|The Forbidden Territory;
Century Hutchinson, London, March 1988
IT is fitting that the first title in this new edition of my late father’s novels should be The Forbidden Territory as this was the first of his books to be published. He had written a number of short stories which had been published in Nash’s Magazine, but it was after his Mayfair wine merchant business failed during the Depression that he had the time to write a full-length novel in 1933. It was an instant success and he was very proud that it was reprinted seven times in seven weeks, thus putting him firmly on the road as a ‘best-seller’. He wrote more than fifty novels and, although he became so well-known for his Black Magic books, there were only nine Black Magic titles and he was basically a writer of exciting adventure stories.
When The Forbidden Territory was written, it was only fifteen years since the Russian Revolution and very few people had yet visited Soviet Russia. Many readers were convinced that my father must have been there because the descriptions were so accurate and authentic. In fact he had not and as far as I know never visited Russia, but I think that part of his success lay in his insistence on detail and accuracy and he spent a great deal of time researching his books—especially the Roger Brook historical novels about the French Revolution and Napoleonic Wars, a period in which he had a particular interest.
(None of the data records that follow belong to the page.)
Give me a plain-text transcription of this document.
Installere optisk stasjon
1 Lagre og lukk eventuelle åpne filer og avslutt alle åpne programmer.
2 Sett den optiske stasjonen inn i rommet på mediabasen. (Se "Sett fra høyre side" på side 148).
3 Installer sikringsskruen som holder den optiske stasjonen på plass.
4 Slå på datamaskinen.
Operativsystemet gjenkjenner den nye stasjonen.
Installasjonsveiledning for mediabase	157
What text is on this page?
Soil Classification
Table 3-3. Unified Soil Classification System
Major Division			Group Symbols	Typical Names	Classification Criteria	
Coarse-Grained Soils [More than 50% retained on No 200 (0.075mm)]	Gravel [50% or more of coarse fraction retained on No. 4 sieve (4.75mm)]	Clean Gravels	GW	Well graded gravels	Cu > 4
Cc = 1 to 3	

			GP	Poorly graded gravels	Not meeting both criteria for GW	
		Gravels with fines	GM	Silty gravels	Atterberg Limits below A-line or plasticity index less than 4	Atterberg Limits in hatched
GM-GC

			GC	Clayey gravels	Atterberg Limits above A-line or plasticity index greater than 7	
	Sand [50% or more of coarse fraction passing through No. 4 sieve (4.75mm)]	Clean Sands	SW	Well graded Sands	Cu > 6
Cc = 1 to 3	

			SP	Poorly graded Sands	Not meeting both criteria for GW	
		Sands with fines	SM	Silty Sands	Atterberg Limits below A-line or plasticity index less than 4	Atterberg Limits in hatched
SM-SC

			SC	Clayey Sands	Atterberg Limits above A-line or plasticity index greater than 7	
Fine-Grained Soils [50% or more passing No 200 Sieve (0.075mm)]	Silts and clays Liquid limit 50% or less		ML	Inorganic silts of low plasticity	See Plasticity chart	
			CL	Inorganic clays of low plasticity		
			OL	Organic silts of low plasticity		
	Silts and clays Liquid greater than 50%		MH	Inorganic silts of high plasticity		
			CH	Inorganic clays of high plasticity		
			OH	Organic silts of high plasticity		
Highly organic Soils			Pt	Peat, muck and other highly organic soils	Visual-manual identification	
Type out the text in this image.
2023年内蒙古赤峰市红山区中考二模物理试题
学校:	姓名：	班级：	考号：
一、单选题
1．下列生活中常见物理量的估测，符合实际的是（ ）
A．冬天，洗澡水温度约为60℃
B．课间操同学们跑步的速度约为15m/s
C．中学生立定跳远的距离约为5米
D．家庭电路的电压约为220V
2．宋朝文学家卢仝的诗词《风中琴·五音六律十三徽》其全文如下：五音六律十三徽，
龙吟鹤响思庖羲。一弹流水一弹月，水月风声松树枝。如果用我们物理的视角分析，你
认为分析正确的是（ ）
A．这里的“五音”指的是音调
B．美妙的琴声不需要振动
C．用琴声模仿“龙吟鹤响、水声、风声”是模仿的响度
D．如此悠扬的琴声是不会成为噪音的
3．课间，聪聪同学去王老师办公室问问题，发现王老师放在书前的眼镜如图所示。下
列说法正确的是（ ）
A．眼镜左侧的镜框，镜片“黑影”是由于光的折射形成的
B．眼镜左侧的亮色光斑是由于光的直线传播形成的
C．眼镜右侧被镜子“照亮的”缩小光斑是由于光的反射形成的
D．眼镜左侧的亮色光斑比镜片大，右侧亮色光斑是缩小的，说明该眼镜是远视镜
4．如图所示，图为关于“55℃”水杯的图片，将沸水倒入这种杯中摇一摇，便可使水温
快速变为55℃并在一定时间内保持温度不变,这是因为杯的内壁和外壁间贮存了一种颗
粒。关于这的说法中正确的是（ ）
My father was always a voracious reader and already had a large library before he became an author. One of his favourites was Dumas and it is no secret that his first set of characters, the Duke de Reichleau and his three friends of widely varying backgrounds, is based on the ‘Three Musketeers’ with their motto: ‘All for one and one for all’. The Duke is an exiled French nobleman with Russian connections, Richard Eaton is the typical upper-class Englishman, Simon Aron the artistic aesthetic Jew, while Rex van Ryn is the millionaire New York playboy—the scion of one of the great New Amsterdam founding families. In the series of de Reichleau books each of these characters in turn gets into some sort of trouble and the others come to the rescue. In The Golden Spaniard two of the friends are on the Government side and the other two on the side of the Rebels, while the heroine of this novel turns out to be the Duke’s illegitimate daughter and the story of her birth is told in one of the flashbacks, Vendetta in Spain. There are two other flashbacks: The Prisoner in the Mask which describes the young Duke’s early life as a French Army officer and his exile as a result of a Royalist plot; while The Second Seal is set in 1914 and describes the events leading up to and including the early part of the Great War. My father thought this was his best book and was very proud that Kurt Hahn, the founder of Gordonstoun, considered it was the best easily-digested history of these events and ordered copies for all his students.
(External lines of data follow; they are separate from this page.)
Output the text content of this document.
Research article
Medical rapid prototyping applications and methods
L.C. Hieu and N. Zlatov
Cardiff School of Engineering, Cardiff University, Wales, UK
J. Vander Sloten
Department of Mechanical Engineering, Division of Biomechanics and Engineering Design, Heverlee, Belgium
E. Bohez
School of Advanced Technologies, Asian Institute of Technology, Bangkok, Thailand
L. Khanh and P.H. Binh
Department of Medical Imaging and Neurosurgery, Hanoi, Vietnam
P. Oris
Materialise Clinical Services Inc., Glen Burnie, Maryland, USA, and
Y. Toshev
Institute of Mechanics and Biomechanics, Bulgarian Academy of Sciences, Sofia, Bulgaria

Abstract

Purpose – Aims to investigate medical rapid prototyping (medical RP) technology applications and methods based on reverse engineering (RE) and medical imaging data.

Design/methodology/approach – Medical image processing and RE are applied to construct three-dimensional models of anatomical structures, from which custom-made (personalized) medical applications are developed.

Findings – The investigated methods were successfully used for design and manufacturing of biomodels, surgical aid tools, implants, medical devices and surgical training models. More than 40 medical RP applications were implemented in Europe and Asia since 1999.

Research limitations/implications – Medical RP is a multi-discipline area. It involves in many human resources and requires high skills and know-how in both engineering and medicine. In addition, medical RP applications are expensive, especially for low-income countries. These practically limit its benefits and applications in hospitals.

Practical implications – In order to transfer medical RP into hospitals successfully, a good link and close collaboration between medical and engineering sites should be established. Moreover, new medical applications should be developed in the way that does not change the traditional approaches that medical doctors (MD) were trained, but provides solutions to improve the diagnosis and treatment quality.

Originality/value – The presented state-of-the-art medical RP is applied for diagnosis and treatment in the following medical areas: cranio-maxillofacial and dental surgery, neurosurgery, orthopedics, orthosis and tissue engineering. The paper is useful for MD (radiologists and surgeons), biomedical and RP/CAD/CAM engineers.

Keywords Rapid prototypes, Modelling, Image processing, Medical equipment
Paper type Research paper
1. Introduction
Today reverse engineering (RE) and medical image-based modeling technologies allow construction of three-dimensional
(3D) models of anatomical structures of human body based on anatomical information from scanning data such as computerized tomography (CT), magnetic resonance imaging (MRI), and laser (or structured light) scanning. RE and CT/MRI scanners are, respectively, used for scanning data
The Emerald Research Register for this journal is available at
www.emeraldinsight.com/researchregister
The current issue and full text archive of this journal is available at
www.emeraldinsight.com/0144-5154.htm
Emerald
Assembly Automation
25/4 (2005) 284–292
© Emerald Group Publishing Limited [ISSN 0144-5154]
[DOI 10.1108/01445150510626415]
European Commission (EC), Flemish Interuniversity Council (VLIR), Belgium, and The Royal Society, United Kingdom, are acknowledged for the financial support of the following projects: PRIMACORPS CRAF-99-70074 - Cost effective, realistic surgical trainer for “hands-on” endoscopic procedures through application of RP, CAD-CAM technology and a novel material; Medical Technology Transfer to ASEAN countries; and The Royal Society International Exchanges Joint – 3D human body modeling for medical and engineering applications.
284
It may be of interest that my father’s first manuscript to be accepted by Hutchinson was Three Inquisitive People, a detective story about the Duke and his friends and quite unlike any of the other books. However, before it could be published he followed up with the manuscript of The Forbidden Territory which was so much better that it was published instead; and the former was not published until the war years when my father was on the Deception Planning Staff and had no time to write novels.
In contrast to the recent so-called ‘kitchen sink’ tradition of realism, my father always maintained that ordinary people, many of whom were leading rather dull lives, liked to read about dukes and princesses rather than factory workers and housemaids. He certainly had plenty of ‘love interest’ in his stories, but it was not crude. I suspect that the tide may be turning and that young people are at last returning to a more romantic concept of love.
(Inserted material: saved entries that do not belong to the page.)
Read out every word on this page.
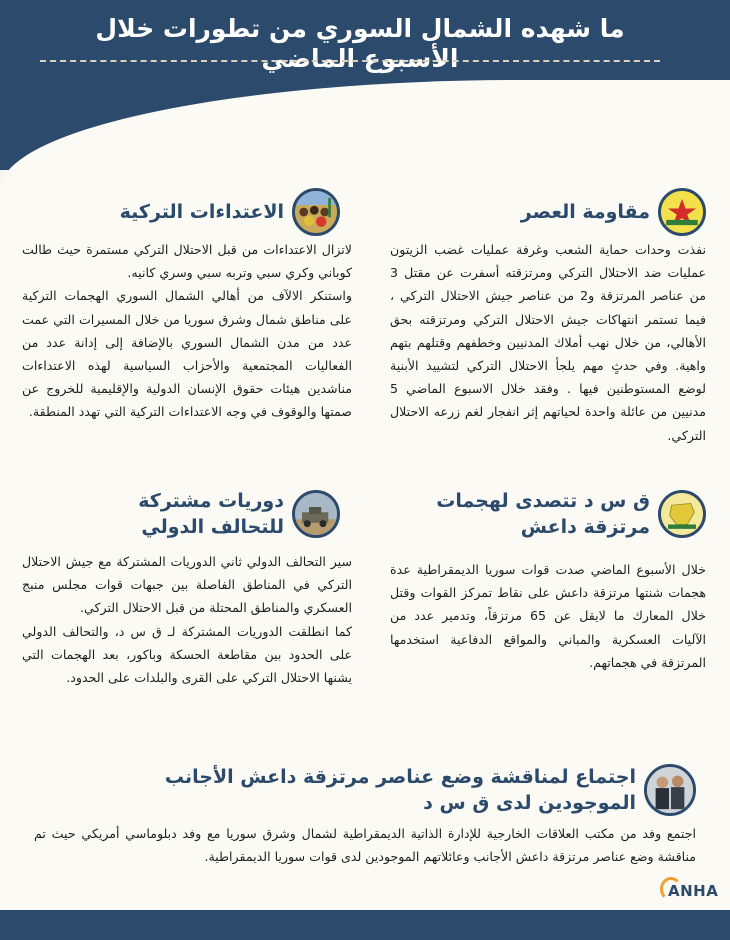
ما شهده الشمال السوري من تطورات خلال الأسبوع الماضي
مقاومة العصر

نفذت وحدات حماية الشعب وغرفة عمليات غضب الزيتون عمليات ضد الاحتلال التركي ومرتزقته أسفرت عن مقتل 3 من عناصر المرتزقة و2 من عناصر جيش الاحتلال التركي ، فيما تستمر انتهاكات جيش الاحتلال التركي ومرتزقته بحق الأهالي، من خلال نهب أملاك المدنيين وخطفهم وقتلهم بتهم واهية. وفي حدثٍ مهم يلجأ الاحتلال التركي لتشييد الأبنية لوضع المستوطنين فيها . وفقد خلال الاسبوع الماضي 5 مدنيين من عائلة واحدة لحياتهم إثر انفجار لغم زرعه الاحتلال التركي.

الاعتداءات التركية

لاتزال الاعتداءات من قبل الاحتلال التركي مستمرة حيث طالت كوباني وكري سبي وتربه سبي وسري كانيه.

واستنكر الالآف من أهالي الشمال السوري الهجمات التركية على مناطق شمال وشرق سوريا من خلال المسيرات التي عمت عدد من مدن الشمال السوري بالإضافة إلى إدانة عدد من الفعاليات المجتمعية والأحزاب السياسية لهذه الاعتداءات مناشدين هيئات حقوق الإنسان الدولية والإقليمية للخروج عن صمتها والوقوف في وجه الاعتداءات التركية التي تهدد المنطقة.

ق س د تتصدى لهجمات
مرتزقة داعش

خلال الأسبوع الماضي صدت قوات سوريا الديمقراطية عدة هجمات شنتها مرتزقة داعش على نقاط تمركز القوات وقتل خلال المعارك ما لايقل عن 65 مرتزقاً، وتدمير عدد من الآليات العسكرية والمباني والمواقع الدفاعية استخدمها المرتزقة في هجماتهم.

دوريات مشتركة
للتحالف الدولي

سير التحالف الدولي ثاني الدوريات المشتركة مع جيش الاحتلال التركي في المناطق الفاصلة بين جبهات قوات مجلس منبج العسكري والمناطق المحتلة من قبل الاحتلال التركي.

كما انطلقت الدوريات المشتركة لـ ق س د، والتحالف الدولي على الحدود بين مقاطعة الحسكة وباكور، بعد الهجمات التي يشنها الاحتلال التركي على القرى والبلدات على الحدود.

اجتماع لمناقشة وضع عناصر مرتزقة داعش الأجانب
الموجودين لدى ق س د

اجتمع وفد من مكتب العلاقات الخارجية للإدارة الذاتية الديمقراطية لشمال وشرق سوريا مع وفد دبلوماسي أمريكي حيث تم مناقشة وضع عناصر مرتزقة داعش الأجانب وعائلاتهم الموجودين لدى قوات سوريا الديمقراطية.

ANHA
Who were his characters based on? I think we all fantasise ourselves as heroes and perhaps my father would have liked to be the Duke. I am sure the beautiful Lucretia of The Golden Spaniard was based on his much-loved step-daughter, Diana Younger, who designed the covers and end papers of the early books and to whom he dedicated that novel. I must hasten to add that there is no question of Diana having been his illegitimate daughter as my father did not meet her mother until many years after her birth. I do not know who inspired Richard Eaton or Rex van Ryn, but I think that Simon Aron was based on Mervyn Baron—a shy aesthetic friend of my father’s who was not only wealthy but also very generous. I can remember his giving me a very expensive present of a modelling kit for a Bentley when I was far too young to appreciate it. On looking it up I find that The Devil Rides Out, my father’s first Black Magic title in which Simon is ensnared by Black Magicians, is in fact dedicated to Mervyn Baron.
In 1937 when I was fourteen, my father dedicated his latest book to me. It was The Secret War, a book about Mussolini’s attack on Abyssinia. He described me as having just discovered him as an author, but in fact I had discovered him several years before and was an avid reader of his books. After he died in 1977, I re-read each of the series over a period of months and thoroughly enjoyed them ‘second time round’. When I was married in 1949 and I was driving my bride away, my father told me to be sure to enquire at the hotel in Dover where we were spending our first night for a package he had sent there. I duly did so and the package proved to contain a magnum of Veuve Clicquot vintage champagne, a large box of Charbonnel’s chocolates and a signed copy of his latest book! Yes, I did read it during our honeymoon.